The audio quality improvements of watching a movie on Kaleidescape versus a streaming service are demonstrable. You don’t have to just tell the story—you can prove it, especially when you start talking about really immersive theaters with 7.2.4 and higher speaker counts. A cubic zirconia is not a diamond, and an Apple TV 4K or another streamer is absolutely not a Kaleidescape.

Installation trends

In the past 3 to 4 years, we’ve been seeing a renaissance of dedicated spaces—fun rooms, theaters, hangout spaces all wrapped into one. After the economic crash, the cost per square foot to build a dedicated home theater was so high and people were much more value-conscious, and they didn’t use the space enough to justify that expense. The entry price used to be around $500 per square foot for everything—acoustics, physically building the room, high-end projector, screen, speakers, electronics, control—but now you can deliver a great-quality basic experience starting around $30,000. And the Kaleidescape entry-level solution is the perfect add-on to provide the ultimate customer experience and differentiate the quality dealer who provides world-class products and services.

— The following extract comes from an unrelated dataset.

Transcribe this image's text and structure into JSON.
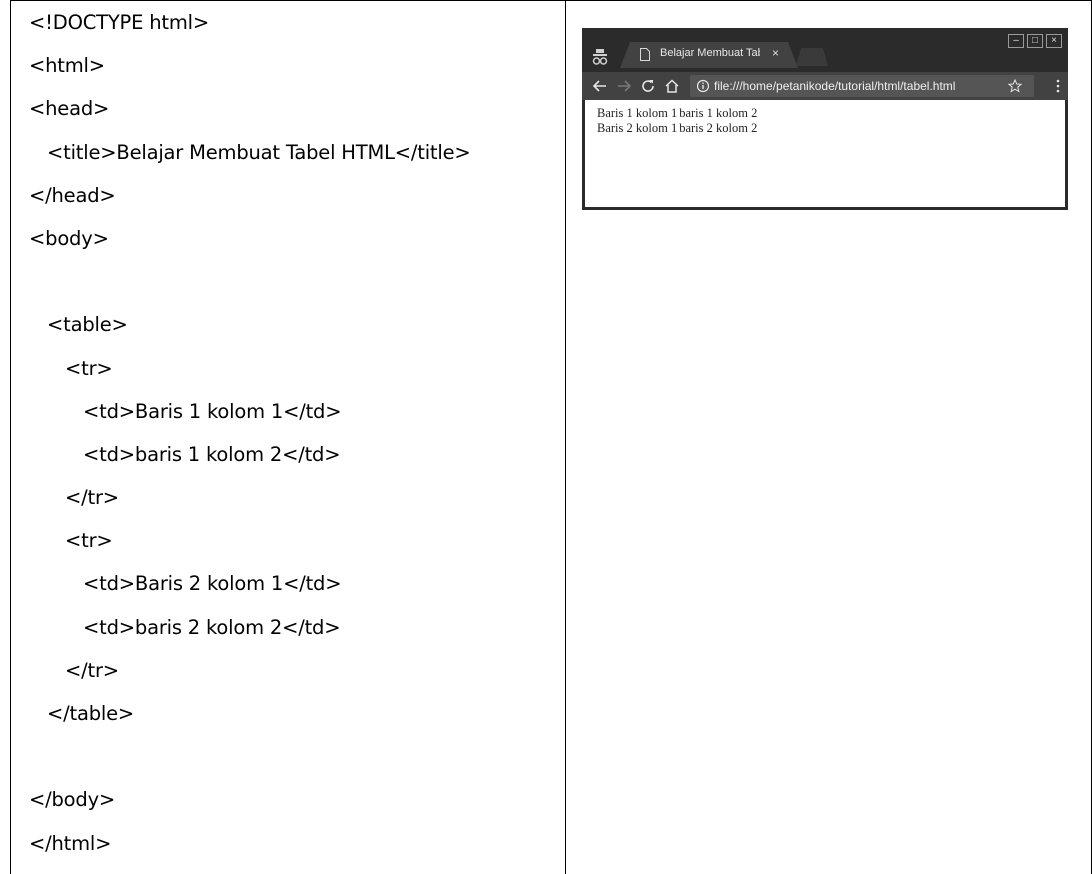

Multi-use versus dedicated rooms

We’re big proponents of multi-use spaces. These are good for the consumer and great for the industry. It has to be all about the family experience—the grandkids are coming over, getting the kids together. Our older generation of retirees thinks of that big entertainment space as “family time” and as a reason to get together. We need to integrate that space into their lives instead of creating a less-used dedicated space in the house. So, we ask, “How do we make it a better-used space?”

This is where you’d go to play, hang out, be by yourself, listen to a great piece of music, watch a movie with the family, play a video game, or whatever. If you can get a customer to think about the many ways they can use the space to enhance their lives, then they start getting excited about it.

If you really want people to have an amazing experience when watching a movie, or a concert, or just some content with beautiful aesthetics like Blue Planet, why should they have to go into a dark room, like they are going down into a cave, to experience that? With modern projectors and direct-view screens that put out so much light, it just isn’t necessary anymore. The room should be comfortable and relaxing, and not forcing them to sit in a dark theater seat for two-plus hours.

We just finished designing a two-tier theater, and there is a king-sized bed on each level with back rests. You crawl up into the bed and relax and have fun. It was my suggestion to think out of the box, and the interior designer fell in love with it. When most of us want to watch a movie, we want to go into our master bedroom because it’s comfortable. In this multi-purpose room, the whole family can be totally comfortable and experience much more than just movie night.

House-wide video viewing

I have started asking, “Where do you want to watch movies?” or, “Where do you enjoy a movie experience in your home?” You’ll get answers that are unique, like “my bedroom,” “my family room,” “my dedicated room,” etc. Just ask them where they’d like to watch movies, and then you say, “Great, we need X-number of Kaleidescape players, and you’ll get the best picture and sound at all these locations.” It is very easy to distribute video to each TV with new Kaleidescape players.

There are applications where a customer is better off with a centralized video-distribution system—say a large home with a lot of devices. But the demand from the customer today is that they want it simple, reliable, and adaptive. And our industry hears this as, “Make it complex, unreliable, and painful to support.” Some clients will need or want video switching, but it is becoming less necessary as distribution technology gets embedded in standalone devices. I want to eliminate systems where one component failure can bring the whole system down.